The Analogues' Quest For Perfection
The Beatles are without question
the most significant act in rock history. I grew up in a time when the band was reshaping everything–culture, fashion, politics, even hairstyles. Their music took
the world by storm and gave voice to the youth movement that would come to define the 1960s. “Beatlemania,”
the term given to the frenzied fan response to the band, begat the “British
Invasion.” The Yardbirds, The Who, The Byrds, The
Rolling Stones, The Kinks, and The Animals all formed in Britain, all are in
the Rock and Roll Hall of Fame, and all owe at least a portion of their success
to The Beatles. In a 1991 article entitled “How The Beatles Changed Britain”,
Hanif Kureishi wrote that the band was "the only mere pop group you could remove
from history and suggest that culturally, without them, things would have been
significantly different". Indeed. Taylor Swift’s current grip on popular
culture only hints at the magnitude of The Beatles’ popularity.
My two older sisters were just the right age to be swept up in Beatlemania. The seminal moment was of course the Beatles’ February 1964 appearance on the Ed Sullivan show. I was just a little more than a year old, but my sisters, ages twelve and ten, were just the right age. My sister Tricia remembers that night. “My best friend Becky Jones had two older brothers, so we had been listening to “I Want to Hold Your Hand” and “She Loves You” nonstop on the record player in their den." My sister Susan chimed in. "I vivdly remember watching them on the Ed Sullivan show. I was a seventh grader , just becoming interested in boys. After that night, the question everyone asked of everyone else was 'Who's your favorite Beatle?' I liked John." Tricia preferred Paul. Just another chapter in the sibling rivalry, I suppose. Tricia added that "their music was such a part of my life, when I hear certain songs it just transports me back to young innocent girl that I was.” Ah, the power of music.
It would be impossible to overstate the Beatle’s cultural importance, which is of course why John, Paul, George, and Ringo are considered icons. Their music has been in non-stop rotation for almost seventy years. The band has more than 32 million monthly listeners on Spotify. In 2019, almost fifty years after breaking up, the Beatles grossed more than $67 million dollars.

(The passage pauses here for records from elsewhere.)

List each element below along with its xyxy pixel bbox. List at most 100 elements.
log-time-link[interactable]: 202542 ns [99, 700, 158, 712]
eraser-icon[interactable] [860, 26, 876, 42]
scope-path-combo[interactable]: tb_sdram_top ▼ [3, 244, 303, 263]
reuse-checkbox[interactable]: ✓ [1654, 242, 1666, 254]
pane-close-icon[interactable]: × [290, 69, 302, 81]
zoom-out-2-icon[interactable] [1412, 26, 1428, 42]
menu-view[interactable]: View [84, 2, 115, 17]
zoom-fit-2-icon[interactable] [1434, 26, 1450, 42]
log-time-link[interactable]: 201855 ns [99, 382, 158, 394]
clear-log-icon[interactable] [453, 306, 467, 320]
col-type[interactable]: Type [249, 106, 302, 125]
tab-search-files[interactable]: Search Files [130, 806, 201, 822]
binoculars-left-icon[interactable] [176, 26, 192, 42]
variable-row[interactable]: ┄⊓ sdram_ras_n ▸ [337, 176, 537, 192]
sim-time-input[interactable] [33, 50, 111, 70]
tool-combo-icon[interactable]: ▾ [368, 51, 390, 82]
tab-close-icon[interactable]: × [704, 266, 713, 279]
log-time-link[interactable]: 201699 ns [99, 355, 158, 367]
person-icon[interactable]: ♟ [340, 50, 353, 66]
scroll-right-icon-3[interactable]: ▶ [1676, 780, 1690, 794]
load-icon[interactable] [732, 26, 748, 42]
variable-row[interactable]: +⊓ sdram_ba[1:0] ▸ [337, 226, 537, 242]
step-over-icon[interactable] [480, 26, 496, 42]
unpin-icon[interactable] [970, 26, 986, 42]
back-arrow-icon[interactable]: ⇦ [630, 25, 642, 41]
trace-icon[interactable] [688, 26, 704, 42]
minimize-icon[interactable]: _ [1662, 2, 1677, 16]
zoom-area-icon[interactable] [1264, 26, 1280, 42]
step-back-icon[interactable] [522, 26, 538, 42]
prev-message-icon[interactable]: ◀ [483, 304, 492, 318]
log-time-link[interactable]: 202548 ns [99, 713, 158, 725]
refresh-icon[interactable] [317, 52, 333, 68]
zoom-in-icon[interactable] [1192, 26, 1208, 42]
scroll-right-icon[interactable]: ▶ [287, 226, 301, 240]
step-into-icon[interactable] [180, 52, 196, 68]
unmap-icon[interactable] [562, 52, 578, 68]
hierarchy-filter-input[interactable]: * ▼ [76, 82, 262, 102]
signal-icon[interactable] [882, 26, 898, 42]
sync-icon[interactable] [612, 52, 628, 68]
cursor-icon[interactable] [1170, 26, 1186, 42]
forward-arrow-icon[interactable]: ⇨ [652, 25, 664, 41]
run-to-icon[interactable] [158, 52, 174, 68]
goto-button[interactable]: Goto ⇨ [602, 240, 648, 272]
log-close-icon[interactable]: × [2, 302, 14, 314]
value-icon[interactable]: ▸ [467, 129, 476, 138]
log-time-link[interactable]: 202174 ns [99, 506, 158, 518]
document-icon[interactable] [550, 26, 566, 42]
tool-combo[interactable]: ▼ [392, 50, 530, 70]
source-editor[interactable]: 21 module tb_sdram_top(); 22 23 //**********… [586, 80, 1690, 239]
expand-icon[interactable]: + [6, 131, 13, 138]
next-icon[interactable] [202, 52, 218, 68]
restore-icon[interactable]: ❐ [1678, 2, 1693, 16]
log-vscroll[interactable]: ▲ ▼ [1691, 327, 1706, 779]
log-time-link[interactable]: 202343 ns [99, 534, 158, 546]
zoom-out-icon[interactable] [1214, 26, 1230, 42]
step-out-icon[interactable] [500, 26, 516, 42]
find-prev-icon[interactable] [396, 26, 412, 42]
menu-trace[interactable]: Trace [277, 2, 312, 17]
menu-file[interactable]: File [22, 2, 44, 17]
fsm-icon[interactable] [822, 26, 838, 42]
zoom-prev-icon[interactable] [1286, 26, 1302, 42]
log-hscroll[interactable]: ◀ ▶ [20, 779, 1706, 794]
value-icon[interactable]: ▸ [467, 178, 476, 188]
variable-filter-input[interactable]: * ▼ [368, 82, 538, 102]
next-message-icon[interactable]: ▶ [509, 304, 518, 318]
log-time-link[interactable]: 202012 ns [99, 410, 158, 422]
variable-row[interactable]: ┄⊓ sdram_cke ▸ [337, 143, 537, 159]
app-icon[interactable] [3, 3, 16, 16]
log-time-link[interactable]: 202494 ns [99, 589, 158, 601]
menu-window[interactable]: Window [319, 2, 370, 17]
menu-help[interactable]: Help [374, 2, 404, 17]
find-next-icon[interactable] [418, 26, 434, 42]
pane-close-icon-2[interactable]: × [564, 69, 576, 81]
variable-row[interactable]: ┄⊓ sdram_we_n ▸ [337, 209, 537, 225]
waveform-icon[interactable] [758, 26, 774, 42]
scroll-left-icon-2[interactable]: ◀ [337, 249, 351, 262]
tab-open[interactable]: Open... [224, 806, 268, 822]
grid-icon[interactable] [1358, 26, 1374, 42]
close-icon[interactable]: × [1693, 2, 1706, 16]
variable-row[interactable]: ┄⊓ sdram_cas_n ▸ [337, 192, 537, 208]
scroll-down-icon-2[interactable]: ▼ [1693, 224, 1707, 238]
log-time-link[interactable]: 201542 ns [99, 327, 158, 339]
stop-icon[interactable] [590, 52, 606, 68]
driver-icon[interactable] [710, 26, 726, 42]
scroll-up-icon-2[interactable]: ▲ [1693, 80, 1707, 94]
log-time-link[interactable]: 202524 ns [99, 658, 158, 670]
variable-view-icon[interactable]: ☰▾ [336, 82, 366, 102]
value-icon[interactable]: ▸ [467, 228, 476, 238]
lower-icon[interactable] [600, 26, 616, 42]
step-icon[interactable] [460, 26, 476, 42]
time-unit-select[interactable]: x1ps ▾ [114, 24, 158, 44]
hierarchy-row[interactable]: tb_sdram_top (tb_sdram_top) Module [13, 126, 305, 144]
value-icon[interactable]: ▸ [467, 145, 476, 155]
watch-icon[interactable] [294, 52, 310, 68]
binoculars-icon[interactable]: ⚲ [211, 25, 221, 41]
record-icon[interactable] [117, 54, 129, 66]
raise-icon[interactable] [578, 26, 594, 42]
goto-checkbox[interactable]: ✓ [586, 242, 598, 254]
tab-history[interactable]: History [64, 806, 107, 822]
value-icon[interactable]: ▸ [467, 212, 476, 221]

One night, while perusing YouTube I came across a video of a band performing the Beatles music. Now, the Beatles likely have spawned more cover bands and tribute acts than any other, but these fellows in this video weren’t amateurs and this wasn’t some grainy phone video with bad sound. This band, The Analogues, was playing to packed house of enthralled Beatles fans who seemed to sense the enormity of the evening. (Enormity? I’ll get to that in a minute.) Their playing was so precise that, aside from the vocals, it would have been almost impossible to know that this wasn't the actual Fab Four. They didn’t try, like some other schlocky acts, to look like The Beatles, but boy did they sound like them. Like, exactly. Fascinated, I dove in. Their videos were a few years old and most had several hundred thousand views already, making me wonder how I had not heard of them previously.
Writing in 2014 after attending the band’s Magical Mystery Tour performance, writer Peter Van Brummelen opined that “unlike the Beatles, who never performed many of these songs or entire albums live, the Analogues gained recognition for their meticulous diligence and authenticity. Though they do not strive to resemble the Beatles visually, their performances are celebrated for accurately reproducing the band's distinctive sound and musical complexity.” No less an authority than Beatles' sound engineer Geoff Emerick is amazed at what they have been able to do.
For the past decade they have worked to master and play for live audiences the songs from the albums that The Beatles themselves never played live: Sgt. Pepper, the White Album, Yellow Submarine, Abbey Road, and Let it Be. It proved to be quite the challenge, even for musicans as experienced as they are. What they have accomplished is indeed amazing, especially given that English is not their first language!
Incidentally, for those of you who might know my friend Bobby Swindell, Gehring, the drummer and former CEO and Chairman of Tommy Hilfiger, is his doppelganger.